Your physique can retailer vitamin K within the liver and fats tissues, making deficiency uncommon. You do have to restrict your vitamin K consumption, nevertheless, when taking sure medicines, akin to blood thinners.
Leafy inexperienced greens are one of many richest dietary sources of vitamin K. This class consists of kale, spinach, collard greens, Swiss chard, mustard greens, turnip greens, spinach and leaf lettuce. These greens include wherever from 265 to 531 micrograms of vitamin K per half cup cooked and 116 to 299 micrograms per cup uncooked. Based on the Institute of Drugs, males want not less than 120 micrograms of vitamin K per day, and girls want not less than 90 micrograms per day.
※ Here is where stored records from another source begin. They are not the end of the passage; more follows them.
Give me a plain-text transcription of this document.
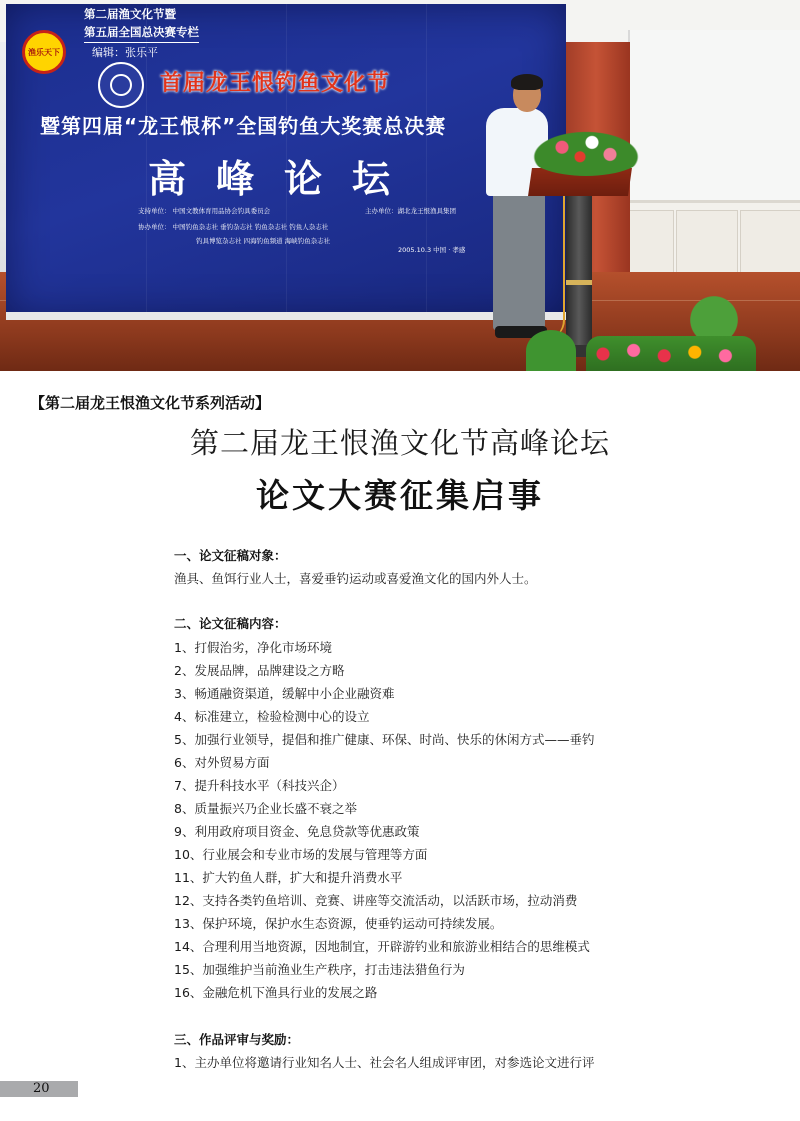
渔乐天下
第二届渔文化节暨
第五届全国总决赛专栏
编辑：张乐平
首届龙王恨钓鱼文化节
暨第四届“龙王恨杯”全国钓鱼大奖赛总决赛
高峰论坛
支持单位： 中国文教体育用品协会钓具委员会	主办单位：湖北龙王恨渔具集团
协办单位： 中国钓鱼杂志社 垂钓杂志社 钓鱼杂志社 钓鱼人杂志社
钓具博览杂志社 四海钓鱼频道 海峡钓鱼杂志社
2005.10.3 中国 · 孝感
【第二届龙王恨渔文化节系列活动】
第二届龙王恨渔文化节高峰论坛
论文大赛征集启事
一、论文征稿对象：
渔具、鱼饵行业人士，喜爱垂钓运动或喜爱渔文化的国内外人士。
二、论文征稿内容：
1、打假治劣，净化市场环境
2、发展品牌，品牌建设之方略
3、畅通融资渠道，缓解中小企业融资难
4、标准建立，检验检测中心的设立
5、加强行业领导，提倡和推广健康、环保、时尚、快乐的休闲方式——垂钓
6、对外贸易方面
7、提升科技水平（科技兴企）
8、质量振兴乃企业长盛不衰之举
9、利用政府项目资金、免息贷款等优惠政策
10、行业展会和专业市场的发展与管理等方面
11、扩大钓鱼人群，扩大和提升消费水平
12、支持各类钓鱼培训、竞赛、讲座等交流活动，以活跃市场，拉动消费
13、保护环境，保护水生态资源，使垂钓运动可持续发展。
14、合理利用当地资源，因地制宜，开辟游钓业和旅游业相结合的思维模式
15、加强维护当前渔业生产秩序，打击违法猎鱼行为
16、金融危机下渔具行业的发展之路
三、作品评审与奖励：
1、主办单位将邀请行业知名人士、社会名人组成评审团，对参选论文进行评
20
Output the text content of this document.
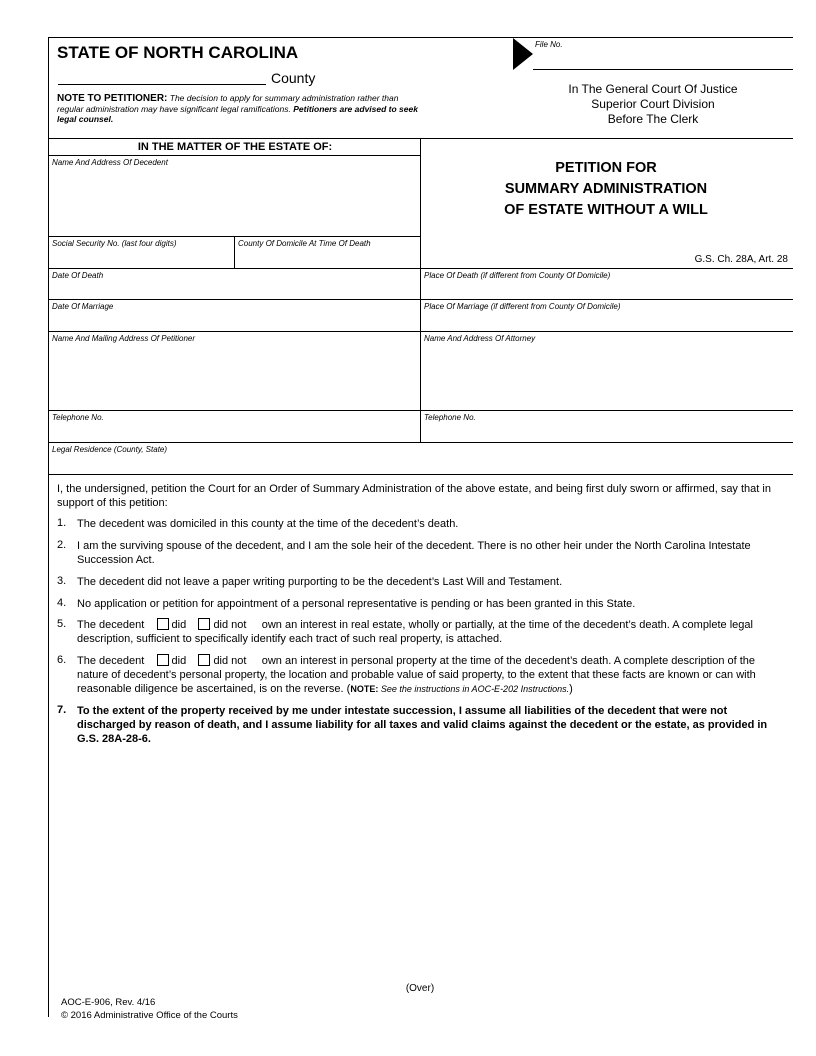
STATE OF NORTH CAROLINA
County
NOTE TO PETITIONER: The decision to apply for summary administration rather than regular administration may have significant legal ramifications. Petitioners are advised to seek legal counsel.
File No.
In The General Court Of Justice
Superior Court Division
Before The Clerk
PETITION FOR
SUMMARY ADMINISTRATION
OF ESTATE WITHOUT A WILL
G.S. Ch. 28A, Art. 28
IN THE MATTER OF THE ESTATE OF:
Name And Address Of Decedent
Social Security No. (last four digits)	County Of Domicile At Time Of Death
Date Of Death	Place Of Death (if different from County Of Domicile)
Date Of Marriage	Place Of Marriage (if different from County Of Domicile)
Name And Mailing Address Of Petitioner	Name And Address Of Attorney
Telephone No.	Telephone No.
Legal Residence (County, State)
I, the undersigned, petition the Court for an Order of Summary Administration of the above estate, and being first duly sworn or affirmed, say that in support of this petition:
1. The decedent was domiciled in this county at the time of the decedent’s death.
2. I am the surviving spouse of the decedent, and I am the sole heir of the decedent. There is no other heir under the North Carolina Intestate Succession Act.
3. The decedent did not leave a paper writing purporting to be the decedent’s Last Will and Testament.
4. No application or petition for appointment of a personal representative is pending or has been granted in this State.
5. The decedent did did not own an interest in real estate, wholly or partially, at the time of the decedent’s death. A complete legal description, sufficient to specifically identify each tract of such real property, is attached.
6. The decedent did did not own an interest in personal property at the time of the decedent’s death. A complete description of the nature of decedent’s personal property, the location and probable value of said property, to the extent that these facts are known or can with reasonable diligence be ascertained, is on the reverse. (NOTE: See the instructions in AOC-E-202 Instructions.)
7. To the extent of the property received by me under intestate succession, I assume all liabilities of the decedent that were not discharged by reason of death, and I assume liability for all taxes and valid claims against the decedent or the estate, as provided in G.S. 28A-28-6.
(Over)
AOC-E-906, Rev. 4/16
© 2016 Administrative Office of the Courts
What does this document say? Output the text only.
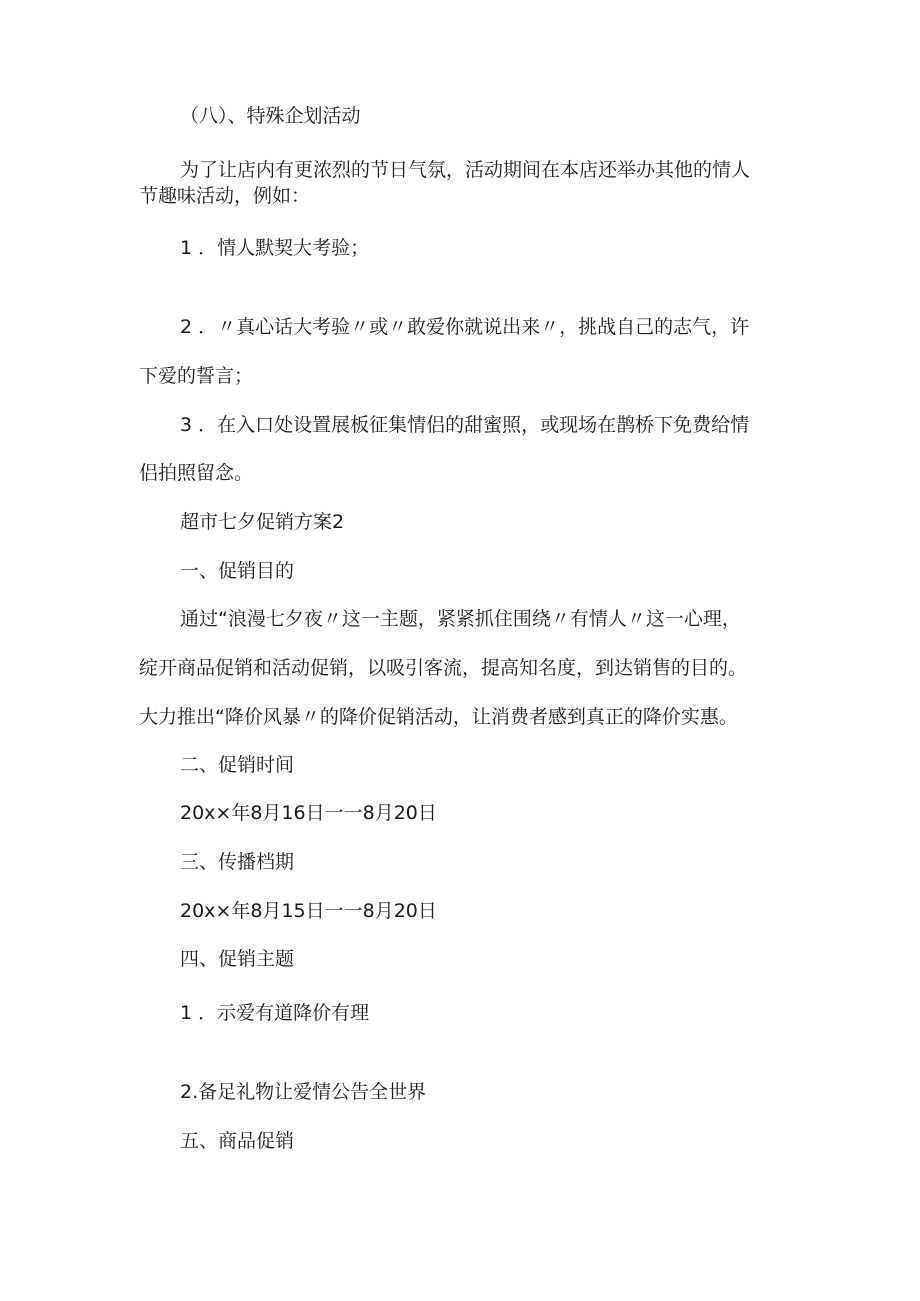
（八）、特殊企划活动

为了让店内有更浓烈的节日气氛，活动期间在本店还举办其他的情人

节趣味活动，例如：

1 ．情人默契大考验；

2 ．〃真心话大考验〃或〃敢爱你就说出来〃，挑战自己的志气，许

下爱的誓言；

3 ．在入口处设置展板征集情侣的甜蜜照，或现场在鹊桥下免费给情

侣拍照留念。

超市七夕促销方案2

一、促销目的

通过“浪漫七夕夜〃这一主题，紧紧抓住围绕〃有情人〃这一心理，

绽开商品促销和活动促销，以吸引客流，提高知名度，到达销售的目的。

大力推出“降价风暴〃的降价促销活动，让消费者感到真正的降价实惠。

二、促销时间

20x×年8月16日一一8月20日

三、传播档期

20x×年8月15日一一8月20日

四、促销主题

1 ．示爱有道降价有理

2.备足礼物让爱情公告全世界

五、商品促销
Different cruciferous greens additionally present vitamin K. A cup of cooked broccoli or brussels sprouts provides you with roughly 220 micrograms of vitamin K. A cup of uncooked broccoli offers you 89 micrograms, and half cup of cooked cabbage yields 82 micrograms. Along with vitamin K, these greens offer you antioxidants, fiber, minerals and different nutritional vitamins wanted to assist your total well being.
A number of fruits present vitamin K as nicely. Consuming 1/four cup of prunes offers you 26 micrograms of vitamin K. A cup of uncooked blueberries or blackberries offers you 29 micrograms of the nutrient. Kiwis, grapes, pomegranates, currants, avocados, cranberries, pears, melons and apricots additionally present small quantities of vitamin K.
Animal merchandise and seafood include very small quantities of vitamin K. They sometimes present not more than 5 micrograms of the vitamin per serving. Cheese, eggs, milk, beef, pork, rooster, turkey, tuna, mackerel and shrimp all include small quantities of vitamin K. Clams, different shellfish and anchovies have hint quantities of the vitamin as nicely.
Grain-based meals additionally offer you very small portions of vitamin K. Sandwich bread, dinner rolls, English muffins, biscuits, hamburger buns and bagels have 1 to 11 micrograms of vitamin K per 100-gram serving. Most breakfast cereals include between 1 and 5 micrograms of vitamin K. Baked items produced from flour, akin to desserts, cookies, doughnuts and muffins, offer you 4 to 15 micrograms of the vitamin.
Oils and Fat
Based on the College of North Carolina, canola and soybean oil include 20 to 27 micrograms of vitamin K per tablespoon. Different vegetable oils, akin to olive, peanut, safflower, sunflower and sesame, have 2 to 4 micrograms of vitamin K. Mayonnaise and margarine include average ranges of vitaminK as nicely.